Alberta expects to have booked a budget surplus of about US$4.2 billion (C$5.8 billion) for the fiscal year 2024-2025 that ended in March, as Nate Horner, the finance minister of Canada’s oil-producing province, prepares to deliver the year-end fiscal update later on Friday.
The unexpectedly large surplus for 2024-2025 was due to higher resource royalties, RBC said earlier this year.
However, Alberta expects a large deficit of about US$3.8 billion (C$5.2 billion) for the current fiscal year 2025-2026 which began in April.
The expected deficit, which would be the first after four consecutive years of surpluses, is attributed to the U.S. trade risks and weaker oil and gas revenues.
Alberta is actively working to boost oil production and export outlets, to diversify its oil exports from the United States.
Alberta could receive within weeks a proposal from a private company for a new pipeline from the oil-rich province to British Columbia’s northwest coast, Alberta Premier Danielle Smith told Bloomberg News in an interview earlier this week.
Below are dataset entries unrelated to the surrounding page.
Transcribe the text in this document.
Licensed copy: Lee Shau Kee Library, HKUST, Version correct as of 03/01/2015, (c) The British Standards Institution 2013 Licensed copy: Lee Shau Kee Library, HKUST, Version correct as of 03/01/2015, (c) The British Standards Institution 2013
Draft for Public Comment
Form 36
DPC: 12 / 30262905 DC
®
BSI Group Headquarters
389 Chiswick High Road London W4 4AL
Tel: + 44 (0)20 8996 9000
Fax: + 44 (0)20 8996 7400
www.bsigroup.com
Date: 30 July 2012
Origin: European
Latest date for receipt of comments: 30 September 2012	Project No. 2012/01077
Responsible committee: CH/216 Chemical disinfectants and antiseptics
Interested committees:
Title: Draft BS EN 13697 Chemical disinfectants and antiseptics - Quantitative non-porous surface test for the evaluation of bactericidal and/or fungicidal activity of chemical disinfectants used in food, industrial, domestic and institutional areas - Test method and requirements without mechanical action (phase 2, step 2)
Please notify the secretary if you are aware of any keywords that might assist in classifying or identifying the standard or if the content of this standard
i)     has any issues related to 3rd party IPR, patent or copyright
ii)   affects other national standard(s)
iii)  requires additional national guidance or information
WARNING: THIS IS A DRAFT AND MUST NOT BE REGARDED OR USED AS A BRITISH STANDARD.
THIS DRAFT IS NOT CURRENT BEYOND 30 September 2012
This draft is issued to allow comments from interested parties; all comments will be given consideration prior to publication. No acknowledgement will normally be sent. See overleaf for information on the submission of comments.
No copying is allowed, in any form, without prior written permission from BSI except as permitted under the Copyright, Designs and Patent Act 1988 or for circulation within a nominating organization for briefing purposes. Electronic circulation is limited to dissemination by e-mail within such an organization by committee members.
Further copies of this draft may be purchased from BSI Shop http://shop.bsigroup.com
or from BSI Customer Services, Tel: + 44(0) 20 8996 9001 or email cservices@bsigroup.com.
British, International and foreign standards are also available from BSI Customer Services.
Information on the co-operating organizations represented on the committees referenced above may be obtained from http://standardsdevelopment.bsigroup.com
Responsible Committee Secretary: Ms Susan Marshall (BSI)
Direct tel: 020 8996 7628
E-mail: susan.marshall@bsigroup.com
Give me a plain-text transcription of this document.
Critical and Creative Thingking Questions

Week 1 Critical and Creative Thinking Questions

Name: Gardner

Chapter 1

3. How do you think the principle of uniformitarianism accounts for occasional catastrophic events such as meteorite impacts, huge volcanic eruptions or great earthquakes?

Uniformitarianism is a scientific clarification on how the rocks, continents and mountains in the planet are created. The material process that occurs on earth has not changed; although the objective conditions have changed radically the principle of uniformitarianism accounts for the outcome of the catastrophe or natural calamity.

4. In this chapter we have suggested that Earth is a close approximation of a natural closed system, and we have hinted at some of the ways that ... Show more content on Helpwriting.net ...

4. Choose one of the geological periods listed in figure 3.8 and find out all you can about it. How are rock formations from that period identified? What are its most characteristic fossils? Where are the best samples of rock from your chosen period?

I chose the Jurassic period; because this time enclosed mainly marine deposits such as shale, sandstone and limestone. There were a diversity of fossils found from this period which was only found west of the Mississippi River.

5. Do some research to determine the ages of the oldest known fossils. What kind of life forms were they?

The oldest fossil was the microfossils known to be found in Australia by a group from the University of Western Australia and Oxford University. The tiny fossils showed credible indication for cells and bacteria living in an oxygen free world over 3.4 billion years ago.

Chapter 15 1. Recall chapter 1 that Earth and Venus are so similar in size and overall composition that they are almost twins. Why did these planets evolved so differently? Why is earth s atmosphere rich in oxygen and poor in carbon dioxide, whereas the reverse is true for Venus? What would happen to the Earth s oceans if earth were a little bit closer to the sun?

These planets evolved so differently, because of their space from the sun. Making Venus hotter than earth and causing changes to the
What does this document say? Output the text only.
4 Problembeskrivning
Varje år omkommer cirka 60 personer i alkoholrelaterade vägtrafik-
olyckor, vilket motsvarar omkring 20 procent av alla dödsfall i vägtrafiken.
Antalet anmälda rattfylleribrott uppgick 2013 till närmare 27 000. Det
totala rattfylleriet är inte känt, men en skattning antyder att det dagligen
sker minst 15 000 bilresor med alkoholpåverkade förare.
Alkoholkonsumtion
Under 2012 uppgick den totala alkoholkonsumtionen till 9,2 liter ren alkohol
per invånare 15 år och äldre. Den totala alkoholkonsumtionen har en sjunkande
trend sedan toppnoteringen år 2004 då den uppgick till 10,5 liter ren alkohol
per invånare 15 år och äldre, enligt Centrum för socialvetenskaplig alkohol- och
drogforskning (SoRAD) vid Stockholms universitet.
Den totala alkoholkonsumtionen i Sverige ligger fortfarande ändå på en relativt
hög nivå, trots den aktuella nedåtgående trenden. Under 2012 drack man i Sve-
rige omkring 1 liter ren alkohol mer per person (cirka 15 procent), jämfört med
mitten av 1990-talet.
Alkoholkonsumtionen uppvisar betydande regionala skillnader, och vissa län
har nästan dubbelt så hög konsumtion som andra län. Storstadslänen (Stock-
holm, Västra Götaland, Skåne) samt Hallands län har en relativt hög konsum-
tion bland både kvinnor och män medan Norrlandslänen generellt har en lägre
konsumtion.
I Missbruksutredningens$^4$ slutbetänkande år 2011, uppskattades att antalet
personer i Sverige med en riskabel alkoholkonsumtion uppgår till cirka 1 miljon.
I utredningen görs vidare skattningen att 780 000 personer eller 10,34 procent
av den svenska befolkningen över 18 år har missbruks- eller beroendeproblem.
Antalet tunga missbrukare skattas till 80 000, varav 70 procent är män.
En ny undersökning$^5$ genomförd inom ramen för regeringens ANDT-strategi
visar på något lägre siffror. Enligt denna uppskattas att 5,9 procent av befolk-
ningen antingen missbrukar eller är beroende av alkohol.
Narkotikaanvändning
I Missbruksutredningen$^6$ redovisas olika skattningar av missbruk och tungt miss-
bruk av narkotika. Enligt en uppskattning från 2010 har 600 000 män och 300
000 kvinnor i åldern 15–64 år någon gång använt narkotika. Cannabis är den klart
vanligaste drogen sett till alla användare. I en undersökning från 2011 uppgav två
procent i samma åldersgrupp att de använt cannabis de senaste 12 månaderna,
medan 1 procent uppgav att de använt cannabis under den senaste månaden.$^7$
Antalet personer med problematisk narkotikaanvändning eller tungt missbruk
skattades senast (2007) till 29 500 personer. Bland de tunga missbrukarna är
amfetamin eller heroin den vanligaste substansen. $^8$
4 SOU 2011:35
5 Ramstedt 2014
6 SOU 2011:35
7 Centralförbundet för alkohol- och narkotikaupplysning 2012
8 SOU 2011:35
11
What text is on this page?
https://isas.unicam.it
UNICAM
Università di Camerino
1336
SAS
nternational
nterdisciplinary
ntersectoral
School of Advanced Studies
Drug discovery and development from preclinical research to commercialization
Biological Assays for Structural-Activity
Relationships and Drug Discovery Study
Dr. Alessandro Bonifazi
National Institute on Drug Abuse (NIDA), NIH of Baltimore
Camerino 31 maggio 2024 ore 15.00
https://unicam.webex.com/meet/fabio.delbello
A new pipeline to Canada’s northwest Pacific coast “is the most credible and the most economic of all of the pipeline proposals the private sector would consider,” Smith told Bloomberg, declining to name any companies potentially involved in the project.
Earlier this month, Smith said that Alberta is working to engage private backers for a new pipeline to ship about 1 million barrels per day (bpd) of crude from Canada’s oil-producing province to British Columbia.
The expanded Trans Mountain route is currently the only pipeline shipping Alberta’s landlocked crude for exports on tankers from the West Coast.
Alberta has been a vocal supporter of increased pipeline takeaway capacity from the province and now looks to have more options to sell crude to non-U.S. customers.
Earlier this month, Canadian Prime Minister Mark Carney pledged that the federal government would work to fast-track major projects to make Canada an energy superpower.